2 – Votez McKay (1972) de Michael Ritchie
Alors que les élections semblent déjà jouées, le partie démocrate se tourne vers l’idéaliste et inexpérimenté Bill McKay (Robert Redford) et le laisse faire campagne librement, pour simplement subir une défaite honorable. Après des débuts difficiles, la campagne novateur du candidat le fait remonter dans les sondages et le fait finalement remporter l’élection. Le film de Michael Ritchie montre l’opposition de deux conceptions de la politique l’une ancrée dans le cynisme et l’autre dans l’idéalisme. Votez McKay décrit l’organisation d’une campagne électorale américaine en soulignant l’importance et même la domination de la communication sur le débat d’idées. Neuf ans après son assassinat, le spectre du président Kennedy est fortement présent dans le personnage de McKay.

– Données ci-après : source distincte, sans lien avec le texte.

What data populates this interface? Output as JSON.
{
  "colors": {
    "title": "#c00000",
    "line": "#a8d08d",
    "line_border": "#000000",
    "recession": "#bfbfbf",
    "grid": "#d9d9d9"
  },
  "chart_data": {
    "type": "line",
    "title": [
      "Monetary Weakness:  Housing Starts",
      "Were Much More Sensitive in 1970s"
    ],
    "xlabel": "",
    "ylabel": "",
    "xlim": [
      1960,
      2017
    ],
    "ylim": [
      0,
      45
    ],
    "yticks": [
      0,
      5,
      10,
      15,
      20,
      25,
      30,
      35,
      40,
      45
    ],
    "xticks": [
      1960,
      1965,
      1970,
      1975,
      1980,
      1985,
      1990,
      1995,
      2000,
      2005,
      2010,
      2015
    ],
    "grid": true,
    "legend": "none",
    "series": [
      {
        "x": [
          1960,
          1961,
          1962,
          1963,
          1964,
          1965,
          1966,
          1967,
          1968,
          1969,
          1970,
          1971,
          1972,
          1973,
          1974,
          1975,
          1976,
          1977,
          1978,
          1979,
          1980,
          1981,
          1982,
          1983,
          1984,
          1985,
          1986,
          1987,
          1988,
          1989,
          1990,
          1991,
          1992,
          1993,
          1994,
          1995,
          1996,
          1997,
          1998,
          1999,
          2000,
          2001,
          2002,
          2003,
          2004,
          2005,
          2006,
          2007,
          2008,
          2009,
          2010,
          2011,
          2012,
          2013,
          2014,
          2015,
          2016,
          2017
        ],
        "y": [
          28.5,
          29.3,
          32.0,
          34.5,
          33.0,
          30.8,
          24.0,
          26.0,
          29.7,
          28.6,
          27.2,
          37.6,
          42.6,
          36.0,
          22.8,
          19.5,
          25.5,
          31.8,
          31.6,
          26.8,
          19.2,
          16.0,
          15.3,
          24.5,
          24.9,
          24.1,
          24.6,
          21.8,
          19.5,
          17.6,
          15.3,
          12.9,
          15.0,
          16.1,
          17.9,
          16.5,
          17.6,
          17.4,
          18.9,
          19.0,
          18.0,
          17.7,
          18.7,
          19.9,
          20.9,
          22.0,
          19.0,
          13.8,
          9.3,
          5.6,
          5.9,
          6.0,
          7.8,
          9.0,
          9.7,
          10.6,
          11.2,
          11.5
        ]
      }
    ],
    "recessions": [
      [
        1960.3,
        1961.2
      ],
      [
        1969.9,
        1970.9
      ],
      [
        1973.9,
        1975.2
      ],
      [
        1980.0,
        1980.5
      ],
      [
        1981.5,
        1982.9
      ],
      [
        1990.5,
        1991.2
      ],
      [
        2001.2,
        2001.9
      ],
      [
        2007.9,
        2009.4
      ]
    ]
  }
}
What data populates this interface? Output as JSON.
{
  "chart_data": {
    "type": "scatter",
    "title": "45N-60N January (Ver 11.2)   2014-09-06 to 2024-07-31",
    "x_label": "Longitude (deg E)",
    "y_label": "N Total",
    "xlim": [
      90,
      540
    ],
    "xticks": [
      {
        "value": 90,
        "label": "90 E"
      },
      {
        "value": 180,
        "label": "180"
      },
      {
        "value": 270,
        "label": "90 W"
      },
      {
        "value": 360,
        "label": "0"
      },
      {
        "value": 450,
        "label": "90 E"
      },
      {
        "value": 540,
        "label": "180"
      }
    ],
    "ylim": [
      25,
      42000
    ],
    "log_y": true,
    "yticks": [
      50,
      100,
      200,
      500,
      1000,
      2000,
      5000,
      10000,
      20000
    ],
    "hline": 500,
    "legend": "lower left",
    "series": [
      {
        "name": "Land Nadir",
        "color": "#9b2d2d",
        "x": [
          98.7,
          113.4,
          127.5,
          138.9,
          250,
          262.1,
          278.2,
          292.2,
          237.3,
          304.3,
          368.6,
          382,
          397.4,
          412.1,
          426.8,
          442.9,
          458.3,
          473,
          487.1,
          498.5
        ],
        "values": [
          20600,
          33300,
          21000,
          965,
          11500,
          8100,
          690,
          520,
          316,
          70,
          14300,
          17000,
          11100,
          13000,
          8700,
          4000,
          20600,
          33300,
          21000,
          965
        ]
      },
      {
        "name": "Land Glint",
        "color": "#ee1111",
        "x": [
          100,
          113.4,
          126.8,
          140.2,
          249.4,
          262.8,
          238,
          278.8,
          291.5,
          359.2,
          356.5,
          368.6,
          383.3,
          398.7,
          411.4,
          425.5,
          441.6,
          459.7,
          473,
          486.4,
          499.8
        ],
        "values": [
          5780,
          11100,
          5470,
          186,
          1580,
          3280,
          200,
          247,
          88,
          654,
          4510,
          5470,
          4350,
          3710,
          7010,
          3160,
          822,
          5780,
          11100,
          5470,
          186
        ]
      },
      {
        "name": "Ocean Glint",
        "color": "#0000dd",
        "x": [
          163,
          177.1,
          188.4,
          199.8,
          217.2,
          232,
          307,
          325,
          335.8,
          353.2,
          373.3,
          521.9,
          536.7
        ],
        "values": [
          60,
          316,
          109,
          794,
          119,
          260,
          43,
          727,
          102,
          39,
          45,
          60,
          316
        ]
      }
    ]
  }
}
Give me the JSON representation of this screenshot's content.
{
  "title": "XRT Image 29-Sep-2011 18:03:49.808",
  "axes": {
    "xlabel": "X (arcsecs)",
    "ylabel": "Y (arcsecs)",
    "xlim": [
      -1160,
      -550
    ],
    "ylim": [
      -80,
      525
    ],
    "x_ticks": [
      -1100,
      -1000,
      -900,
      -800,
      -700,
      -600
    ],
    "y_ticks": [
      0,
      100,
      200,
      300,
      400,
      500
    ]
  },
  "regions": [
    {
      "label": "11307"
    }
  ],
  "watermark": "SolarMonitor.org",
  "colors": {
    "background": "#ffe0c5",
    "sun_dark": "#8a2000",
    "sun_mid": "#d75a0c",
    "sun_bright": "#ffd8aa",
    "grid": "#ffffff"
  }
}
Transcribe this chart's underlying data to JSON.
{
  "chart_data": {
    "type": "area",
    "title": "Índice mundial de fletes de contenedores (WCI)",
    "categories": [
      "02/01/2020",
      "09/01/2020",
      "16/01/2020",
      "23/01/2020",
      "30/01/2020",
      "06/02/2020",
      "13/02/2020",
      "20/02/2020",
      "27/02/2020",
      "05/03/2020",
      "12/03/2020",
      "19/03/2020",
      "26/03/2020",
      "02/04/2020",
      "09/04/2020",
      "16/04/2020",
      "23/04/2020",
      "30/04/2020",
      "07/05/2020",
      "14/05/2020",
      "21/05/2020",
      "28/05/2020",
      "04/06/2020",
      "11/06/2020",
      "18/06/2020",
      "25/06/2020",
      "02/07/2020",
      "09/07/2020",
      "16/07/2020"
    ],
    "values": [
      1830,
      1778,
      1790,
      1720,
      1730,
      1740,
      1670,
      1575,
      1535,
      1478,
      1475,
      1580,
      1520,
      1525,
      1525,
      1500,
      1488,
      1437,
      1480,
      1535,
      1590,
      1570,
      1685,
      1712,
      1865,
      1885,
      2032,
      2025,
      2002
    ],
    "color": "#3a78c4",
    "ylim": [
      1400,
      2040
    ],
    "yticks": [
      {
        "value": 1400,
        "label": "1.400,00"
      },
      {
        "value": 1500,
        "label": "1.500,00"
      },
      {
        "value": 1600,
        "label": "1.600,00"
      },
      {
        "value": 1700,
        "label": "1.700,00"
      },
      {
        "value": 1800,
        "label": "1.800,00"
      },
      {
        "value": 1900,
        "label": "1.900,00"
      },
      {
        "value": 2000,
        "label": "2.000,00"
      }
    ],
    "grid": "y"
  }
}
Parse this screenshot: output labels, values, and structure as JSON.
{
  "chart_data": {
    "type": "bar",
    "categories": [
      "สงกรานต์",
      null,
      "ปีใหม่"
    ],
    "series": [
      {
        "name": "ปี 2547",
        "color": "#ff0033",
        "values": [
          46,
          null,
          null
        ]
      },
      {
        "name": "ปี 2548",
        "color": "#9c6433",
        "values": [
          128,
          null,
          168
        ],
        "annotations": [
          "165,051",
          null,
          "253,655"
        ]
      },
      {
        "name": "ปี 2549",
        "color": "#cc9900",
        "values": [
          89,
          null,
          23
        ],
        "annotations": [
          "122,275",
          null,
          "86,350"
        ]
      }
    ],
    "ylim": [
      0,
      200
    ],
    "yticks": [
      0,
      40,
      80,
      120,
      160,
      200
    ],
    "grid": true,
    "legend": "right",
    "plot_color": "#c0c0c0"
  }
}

3 – 1974, une partie de campagne (1974) de Raymond Depardon
En 1974, Valéry Giscard d’Estaing rencontre le jeune documentariste Raymond Depardon et lui demande de faire un film sur sa future campagne présidentielle. Depardon accepte car il souhaite faire une œuvre qui s’inspire du cinéma direct mis en place dans Primary le film documentaire de Robert Drew sur les élections primaires du parti démocrate en 1960 opposant John F. Kennedy à Hubert Humphrey. Le documentariste travaille le réel et privilégie ainsi la continuité en ne coupant pas dans les scènes devant un VGE qui lui laisse à peu près tout filmer de son quotidien : le cinéaste est même la seule personne présente dans les bureaux du Louvre lorsque le futur président découvre, imperturbable, les résultats du second tour devant son téléviseur. Il est bien sûr évident que le candidat du RI joue de son image et manipule le spectateur avec une aisance toute particulière, pourtant, le regard du documentariste arrive à capter de lui des moments moins contrôlés. Une séquence absolument surréaliste clôturera le documentaire: après son élection, le tout juste président est au volant de sa DS, et tente de se frayer un passage parmi la foule épaisse qui l’encercle. Des visages pénètrent facilement à travers la fenêtre du véhicule et encouragent, serrent la main ou remercient directement le président sans aucune réelle intervention du service d’ordre. Une image impossible à imaginer aujourd’hui. Mécontent de l’image que le documentaire renvoyait de lui, Valéry Giscard d’Estaing interdira la diffusion des images jusqu’à ce qu’il revienne sur son choix en 2002. Une mesure abusive et immotivée à la vue du film.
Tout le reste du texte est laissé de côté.